Beiträge von Sisenna Iunius Scato

    Scatos freudestrahlendes Grinsen verrutschte, als Cerretanus das Thema Kinder ansprach. Denn dazu gehörte ein Weib. Scato jedenfalls würde nicht einmal pro forma heiraten, seine Präferenzen waren eindeutig. Lieber saß er Seite an Seite mit Lurco bei einer Cervisia, schaute in den Sonnenuntergang und genoss ihren gemeinsamen Lebensabend, während der alte Terpander den Kräutergarten pflegte. Mochte Scatos Zweig mit ihm aussterben. Es war in Ordnung.

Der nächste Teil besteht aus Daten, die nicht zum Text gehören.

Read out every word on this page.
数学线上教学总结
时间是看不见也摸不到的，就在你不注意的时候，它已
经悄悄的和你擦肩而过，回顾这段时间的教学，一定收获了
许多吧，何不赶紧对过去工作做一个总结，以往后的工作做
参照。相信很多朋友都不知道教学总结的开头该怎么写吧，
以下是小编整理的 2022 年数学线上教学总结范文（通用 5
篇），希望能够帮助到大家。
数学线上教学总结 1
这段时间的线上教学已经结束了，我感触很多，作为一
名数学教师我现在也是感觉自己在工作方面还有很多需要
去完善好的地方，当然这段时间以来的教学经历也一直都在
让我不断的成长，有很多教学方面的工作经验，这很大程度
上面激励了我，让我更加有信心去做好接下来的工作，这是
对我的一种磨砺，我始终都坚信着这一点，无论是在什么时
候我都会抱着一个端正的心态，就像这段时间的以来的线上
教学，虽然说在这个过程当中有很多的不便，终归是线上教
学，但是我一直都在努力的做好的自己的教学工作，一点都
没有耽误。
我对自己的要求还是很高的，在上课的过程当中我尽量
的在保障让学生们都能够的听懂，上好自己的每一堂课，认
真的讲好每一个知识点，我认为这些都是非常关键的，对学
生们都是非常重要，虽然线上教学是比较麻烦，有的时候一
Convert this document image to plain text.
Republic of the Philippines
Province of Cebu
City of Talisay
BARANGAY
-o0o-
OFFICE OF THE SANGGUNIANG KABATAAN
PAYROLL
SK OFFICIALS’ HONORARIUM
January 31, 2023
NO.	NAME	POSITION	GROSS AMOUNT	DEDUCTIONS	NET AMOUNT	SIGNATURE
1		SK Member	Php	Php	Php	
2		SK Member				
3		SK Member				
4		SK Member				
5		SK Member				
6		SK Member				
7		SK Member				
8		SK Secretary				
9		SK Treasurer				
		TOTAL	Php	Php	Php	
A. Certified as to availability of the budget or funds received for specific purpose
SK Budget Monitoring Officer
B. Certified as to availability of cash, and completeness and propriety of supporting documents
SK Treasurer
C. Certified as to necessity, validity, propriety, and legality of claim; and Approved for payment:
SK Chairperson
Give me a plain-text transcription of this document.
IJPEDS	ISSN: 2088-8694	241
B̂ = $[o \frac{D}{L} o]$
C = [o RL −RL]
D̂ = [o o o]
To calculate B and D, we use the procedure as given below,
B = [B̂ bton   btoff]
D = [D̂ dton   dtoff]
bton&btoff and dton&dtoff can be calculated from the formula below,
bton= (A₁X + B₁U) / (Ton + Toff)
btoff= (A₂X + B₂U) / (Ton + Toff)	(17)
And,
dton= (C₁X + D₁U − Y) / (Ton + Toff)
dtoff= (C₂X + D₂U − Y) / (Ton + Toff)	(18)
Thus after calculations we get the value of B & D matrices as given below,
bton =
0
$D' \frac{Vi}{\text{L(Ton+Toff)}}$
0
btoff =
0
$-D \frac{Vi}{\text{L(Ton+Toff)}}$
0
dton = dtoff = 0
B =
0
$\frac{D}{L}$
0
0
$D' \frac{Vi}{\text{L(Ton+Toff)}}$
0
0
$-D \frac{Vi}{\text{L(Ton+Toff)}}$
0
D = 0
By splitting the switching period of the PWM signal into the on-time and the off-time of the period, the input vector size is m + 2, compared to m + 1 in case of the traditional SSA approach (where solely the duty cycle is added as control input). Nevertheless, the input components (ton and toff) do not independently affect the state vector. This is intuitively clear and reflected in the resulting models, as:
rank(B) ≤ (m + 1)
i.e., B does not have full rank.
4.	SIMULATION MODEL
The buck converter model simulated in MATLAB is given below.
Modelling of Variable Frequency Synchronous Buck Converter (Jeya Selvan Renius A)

    "Nach Ablauf meiner Dienstzeit melde ich mich als Evocatus, wenn meine Gesundheit in dem Alter noch mitspielt", sagte er freundlich. "Und wenn nicht, widme ich mich unserer Taberna. Eine Ehe kommt in meiner Lebensplanung nicht vor."


    So. Nun konnte Cerretanus sich entweder freuen oder schwarz ärgern, dass Scato nicht vorhatte, jemals aus dem Dienst auszutreten und die Castra zu verlassen. Als alter Tattergreis, das hastile als Krücke benutzend, würde Cerretanus Scato noch immer an der Backe haben.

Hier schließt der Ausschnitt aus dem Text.